Wreck-It Ralph - This is another one that’s tricky to predict. Walt Disney Animation Studios finally scored a huge hit with Tangled, which went on to gross $200 million, making it the highest grossing Disney animated feature since Tarzan in 1999. (Though Tarzan sold more tickets) Disney’s animated films have been getting good critical reception as of late, but terrible marketing is causing them to underperform. One must look at the multipliers. Bolt and The Princess and the Frog were poorly marketed, and consequently grossed less than $30 million on their opening weekends. They had strong legs and climbed to $100 million, which isn’t easy for most films. Tangled was lucky, grossing $48 million on its opening weekend and getting an extra boost from Thanksgiving week. Now if Bolt and Frog had big openings like that, $170-200 million would’ve been easy for them to reach.
This proves that audiences DID like these films, but Disney’s marketing department sells them short, which is why they have a hard time at the domestic box office. They did the same thing to Winnie the Pooh last summer. Now Winnie the Pooh wasn’t blockbuster material to begin with, but they could’ve had a good-sized success (somewhere between $80 million and $100 million) on their hands, but no. Instead, they put barely any effort into marketing it and just threw it out in the middle of a competitive summer. What were they thinking?!
The same thing will probably happen to Wreck-It Ralph if they pull these shenanigans. Wreck-It Ralph is an INCREDIBLY risky film. It doesn’t have four-quadrant appeal, and it’s an ambitious adventure comedy about video games. I can’t see tons of people flocking to see a Disney animated film that has a video game setting. Disney needs to market this as an event, and with a good-sized opening weekend (somewhere around $50 million), it can garner excellent word of mouth and easily pass the $200 million mark.
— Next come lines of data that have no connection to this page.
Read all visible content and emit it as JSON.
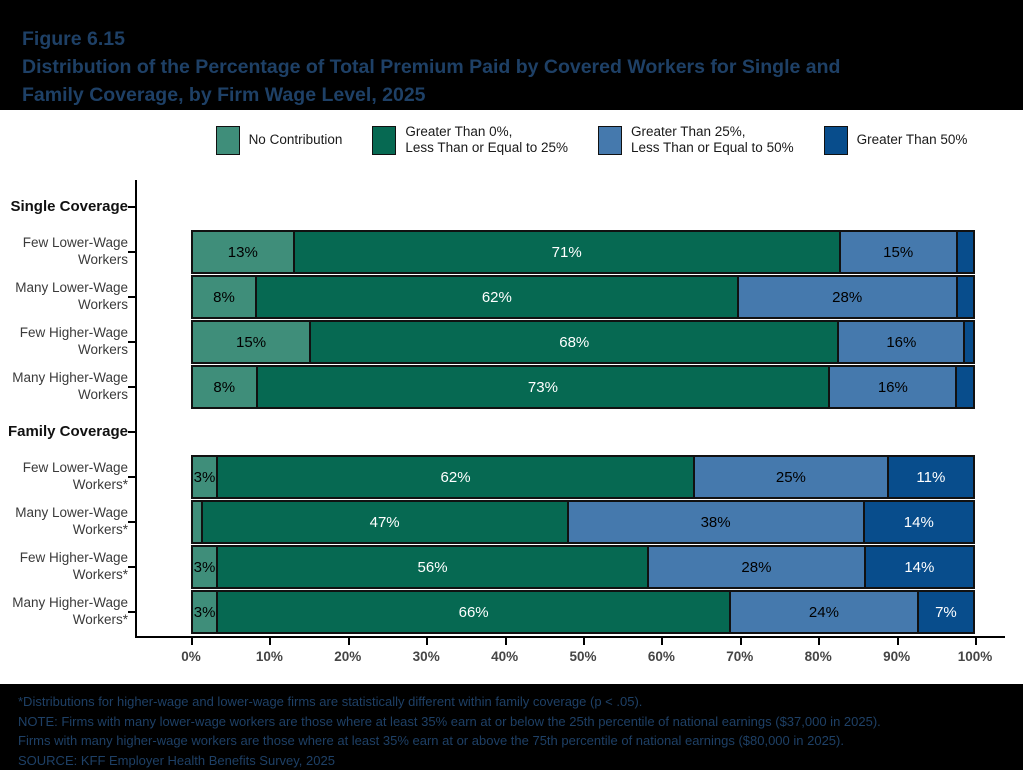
{
  "header": {
    "figure_label": "Figure 6.15",
    "title_lines": [
      "Distribution of the Percentage of Total Premium Paid by Covered Workers for Single and",
      "Family Coverage, by Firm Wage Level, 2025"
    ]
  },
  "chart_data": {
    "type": "bar",
    "variant": "horizontal-stacked-percent",
    "title": "Distribution of the Percentage of Total Premium Paid by Covered Workers for Single and Family Coverage, by Firm Wage Level, 2025",
    "xlim": [
      0,
      100
    ],
    "x_ticks": [
      "0%",
      "10%",
      "20%",
      "30%",
      "40%",
      "50%",
      "60%",
      "70%",
      "80%",
      "90%",
      "100%"
    ],
    "legend_position": "top",
    "grid": false,
    "series": [
      {
        "name": "No Contribution",
        "color": "#3f8e7a"
      },
      {
        "name": "Greater Than 0%,\nLess Than or Equal to 25%",
        "color": "#066952"
      },
      {
        "name": "Greater Than 25%,\nLess Than or Equal to 50%",
        "color": "#4579ad"
      },
      {
        "name": "Greater Than 50%",
        "color": "#084d8c"
      }
    ],
    "segment_label_text_colors": [
      "#000000",
      "#ffffff",
      "#000000",
      "#ffffff"
    ],
    "groups": [
      {
        "label": "Single Coverage",
        "rows": [
          {
            "category": "Few Lower-Wage\nWorkers",
            "values": [
              13,
              71,
              15,
              2
            ],
            "segment_labels": [
              "13%",
              "71%",
              "15%",
              ""
            ]
          },
          {
            "category": "Many Lower-Wage\nWorkers",
            "values": [
              8,
              62,
              28,
              2
            ],
            "segment_labels": [
              "8%",
              "62%",
              "28%",
              ""
            ]
          },
          {
            "category": "Few Higher-Wage\nWorkers",
            "values": [
              15,
              68,
              16,
              1
            ],
            "segment_labels": [
              "15%",
              "68%",
              "16%",
              ""
            ]
          },
          {
            "category": "Many Higher-Wage\nWorkers",
            "values": [
              8,
              73,
              16,
              2
            ],
            "segment_labels": [
              "8%",
              "73%",
              "16%",
              ""
            ]
          }
        ]
      },
      {
        "label": "Family Coverage",
        "rows": [
          {
            "category": "Few Lower-Wage\nWorkers*",
            "values": [
              3,
              62,
              25,
              11
            ],
            "segment_labels": [
              "3%",
              "62%",
              "25%",
              "11%"
            ]
          },
          {
            "category": "Many Lower-Wage\nWorkers*",
            "values": [
              1,
              47,
              38,
              14
            ],
            "segment_labels": [
              "",
              "47%",
              "38%",
              "14%"
            ]
          },
          {
            "category": "Few Higher-Wage\nWorkers*",
            "values": [
              3,
              56,
              28,
              14
            ],
            "segment_labels": [
              "3%",
              "56%",
              "28%",
              "14%"
            ]
          },
          {
            "category": "Many Higher-Wage\nWorkers*",
            "values": [
              3,
              66,
              24,
              7
            ],
            "segment_labels": [
              "3%",
              "66%",
              "24%",
              "7%"
            ]
          }
        ]
      }
    ]
  },
  "footnotes": [
    "*Distributions for higher-wage and lower-wage firms are statistically different within family coverage (p < .05).",
    "NOTE: Firms with many lower-wage workers are those where at least 35% earn at or below the 25th percentile of national earnings ($37,000 in 2025).",
    "Firms with many higher-wage workers are those where at least 35% earn at or above the 75th percentile of national earnings ($80,000 in 2025).",
    "SOURCE: KFF Employer Health Benefits Survey, 2025"
  ]
}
Why can’t Disney do this? Walt Disney Animation Studios is back on track, and these films need to be successful. Disney executives see the rather disappointing box office returns (a gross below $120 million domestically), ambitious projects get scrapped. We don’t want that, now do we?
Anyways, I expect this film to at least gross over $120 million at the domestic box office. It all depends on what the opening weekend is going to be. A good-sized multiplier is guaranteed, since all of the post-2007 Disney animated films had them. I’m hoping it could gross $200 million and be the ambitious blockbuster Disney has been waiting for. The risks would be worth it, and more projects like that will come. Remember when Disney took risks like The Hunchback of Notre Dame, Fantasia 2000, Atlantis: The Lost Empire and Treasure Planet? The films either underperformed or flopped, either due to poor marketing or a lack of faith in the projects by the executives.
Wreck-It Ralph is ambitious, and there’s a lot of care going into it unlike those films I just mentioned. Those films were produced when production on a Disney animated film was dictated by executives, sticking their spoons in the broth. Hunchback’s uneven blend of mature themes and childish comedy (the gargoyles) didn’t appeal to audiences. Fantasia 2000 wasn’t box office material to begin with. Atlantis felt restrained, as if it was only allowed to be ambitious at times. Treasure Planet had the same problem, while also being backed by terrible marketing.
This is why Ralph is tough to predict. The marketing will probably be a bust, but the film will probably score a good-sized multiplier. Hell, Tron: Legacy pulled a 3.7x multiplier. If that can gross $172 million domestically, so can Wreck-It Ralph. Disney needs to kick off the marketing campaign now. Tron’s marketing campaign kicked off a good year and a half before the film even came out. There’s no trailer for this film yet! We’ve gotten announcements sporadically. What’s taking them so long? They need to get this film out there. If they do that, it’ll be the success they are hoping for. Disney marketing executives ought to have more faith in the in-house animated films.